Cohen facilitated a $130,000 hush money payment to Daniels, whose real name is Stephanie Clifford, before the 2016 presidential election to keep her quiet about her allegations of an affair with Trump. He's now the focus of a criminal investigation in the Southern District of New York into whether he violated campaign-finance laws or committed bank fraud.

Daniels is now suing Cohen and Trump in California, seeking to void that nondisclosure agreement.

The Times reported that Brock and his fleet of liberal advocacy groups opted against donating to Avenatti because they did not see the value in doing so. It was not clear why the other donors opted against offering up cash.

Daniels has raised money for her battle with Trump and Cohen via a crowdjustice.com page, where more than 15,000 people have donated in excess of $528,000. She admitted in April that she was not footing Avenatti's bills, which led to questions about who was funding her attorney. Avenatti previously insisted that he was not seeking money from major political donors because "we will not allow this to be politicized."

Avenatti told The Times in a Thursday interview that "this isn't about politics."

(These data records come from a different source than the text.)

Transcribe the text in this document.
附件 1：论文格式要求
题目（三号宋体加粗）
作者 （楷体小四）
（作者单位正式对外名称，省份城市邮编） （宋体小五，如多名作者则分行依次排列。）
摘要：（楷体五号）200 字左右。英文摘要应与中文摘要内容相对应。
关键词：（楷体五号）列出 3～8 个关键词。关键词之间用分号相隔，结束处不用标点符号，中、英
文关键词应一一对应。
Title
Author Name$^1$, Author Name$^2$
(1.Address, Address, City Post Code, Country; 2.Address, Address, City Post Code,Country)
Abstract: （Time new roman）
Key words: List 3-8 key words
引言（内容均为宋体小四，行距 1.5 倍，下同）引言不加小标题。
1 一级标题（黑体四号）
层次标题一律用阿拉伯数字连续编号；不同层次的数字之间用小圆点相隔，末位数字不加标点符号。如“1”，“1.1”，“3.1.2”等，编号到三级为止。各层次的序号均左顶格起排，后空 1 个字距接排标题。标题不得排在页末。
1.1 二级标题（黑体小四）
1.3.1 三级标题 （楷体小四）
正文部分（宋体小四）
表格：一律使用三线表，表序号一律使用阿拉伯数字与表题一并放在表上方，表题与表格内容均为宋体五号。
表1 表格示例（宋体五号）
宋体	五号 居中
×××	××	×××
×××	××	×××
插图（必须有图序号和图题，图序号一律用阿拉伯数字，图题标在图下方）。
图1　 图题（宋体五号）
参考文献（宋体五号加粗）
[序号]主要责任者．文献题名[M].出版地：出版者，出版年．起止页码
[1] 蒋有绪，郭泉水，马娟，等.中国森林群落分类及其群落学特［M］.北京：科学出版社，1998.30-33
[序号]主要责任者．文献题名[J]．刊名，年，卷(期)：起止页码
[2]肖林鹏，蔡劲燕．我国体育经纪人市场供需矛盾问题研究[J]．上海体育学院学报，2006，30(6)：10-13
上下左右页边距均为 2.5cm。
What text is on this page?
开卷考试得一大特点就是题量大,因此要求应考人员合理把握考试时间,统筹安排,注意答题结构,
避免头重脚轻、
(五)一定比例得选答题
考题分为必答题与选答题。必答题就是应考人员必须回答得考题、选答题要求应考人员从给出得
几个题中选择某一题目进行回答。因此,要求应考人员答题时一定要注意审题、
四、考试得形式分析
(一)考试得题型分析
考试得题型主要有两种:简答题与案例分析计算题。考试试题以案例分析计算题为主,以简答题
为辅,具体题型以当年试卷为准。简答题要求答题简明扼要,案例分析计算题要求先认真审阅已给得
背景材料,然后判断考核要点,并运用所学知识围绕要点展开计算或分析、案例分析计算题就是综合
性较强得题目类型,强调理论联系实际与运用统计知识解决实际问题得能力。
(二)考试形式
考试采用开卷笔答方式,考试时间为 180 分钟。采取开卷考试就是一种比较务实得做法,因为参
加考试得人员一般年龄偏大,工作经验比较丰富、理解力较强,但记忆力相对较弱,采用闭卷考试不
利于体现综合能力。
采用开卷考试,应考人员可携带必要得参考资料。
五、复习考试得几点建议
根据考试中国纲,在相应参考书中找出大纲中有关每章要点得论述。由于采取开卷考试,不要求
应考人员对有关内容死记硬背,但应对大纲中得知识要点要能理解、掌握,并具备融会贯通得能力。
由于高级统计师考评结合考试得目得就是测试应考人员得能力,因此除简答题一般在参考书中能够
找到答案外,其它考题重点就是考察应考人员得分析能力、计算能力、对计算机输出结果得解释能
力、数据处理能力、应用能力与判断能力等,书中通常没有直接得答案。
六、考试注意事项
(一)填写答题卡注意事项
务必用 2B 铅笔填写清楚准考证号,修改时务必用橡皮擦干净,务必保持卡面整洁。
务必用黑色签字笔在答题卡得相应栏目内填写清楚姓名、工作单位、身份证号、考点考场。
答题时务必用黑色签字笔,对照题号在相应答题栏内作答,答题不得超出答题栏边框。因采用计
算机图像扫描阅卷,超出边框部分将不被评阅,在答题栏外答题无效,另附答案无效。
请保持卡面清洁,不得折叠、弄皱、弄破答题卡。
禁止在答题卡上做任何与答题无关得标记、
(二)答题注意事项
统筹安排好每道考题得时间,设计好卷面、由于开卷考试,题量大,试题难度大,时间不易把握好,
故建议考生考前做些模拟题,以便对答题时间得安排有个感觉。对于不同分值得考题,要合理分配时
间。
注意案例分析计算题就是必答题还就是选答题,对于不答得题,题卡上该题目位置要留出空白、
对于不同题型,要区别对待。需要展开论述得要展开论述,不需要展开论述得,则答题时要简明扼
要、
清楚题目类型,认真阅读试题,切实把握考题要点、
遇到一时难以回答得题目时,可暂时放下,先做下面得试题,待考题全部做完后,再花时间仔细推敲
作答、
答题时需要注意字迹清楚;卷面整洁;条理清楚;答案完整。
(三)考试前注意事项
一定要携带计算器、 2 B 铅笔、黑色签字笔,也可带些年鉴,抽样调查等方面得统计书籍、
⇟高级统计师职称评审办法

"I can't tell you the name of every person that I have spoken to, or not spoken to, over the last three months, but what I can tell you is that we have not taken any political-associated dollars from anyone on the right or anyone on the left," he said. "Period."

Avenatti, now a hero on the left for his aggressive public battle with Trump and Cohen, did at one time work in Democratic politics. More than 20 years ago, he worked at a consulting firm run by Rahm Emanuel, now the mayor of Chicago. Avenatti said he worked on more than 150 campaigns in 42 states, but told The Times that about 50 of those campaigns were for Republicans.

The attorney said he did not recognize the names of Brock or the two people connected to top Democratic donors, but didn't dispute that he or his colleagues may have contacted them.

"We've contacted people on the right and the left relating to a variety of issues," Avenatti told The Times. "We have not sought any money from anyone on the right or the left."

He added that he turned down "big money" from both liberal and conservative donors "because we're not going to have this politicized."

Avenatti has exploded onto the scene in recent months as the president's most prominent adversary. Trump, however, has avoided publicly engaging with Avenatti, though the president's outside attorney, Rudy Giuliani, has battled the lawyer for much of the past month. On Thursday, Giuliani told Business Insider he did not "think the president pays much attention to him really."

"I mean the president just thinks he's a fool, and he probably feels terrible that he's caused so many problems for Michael Cohen who doesn't deserve it," Giuliani said.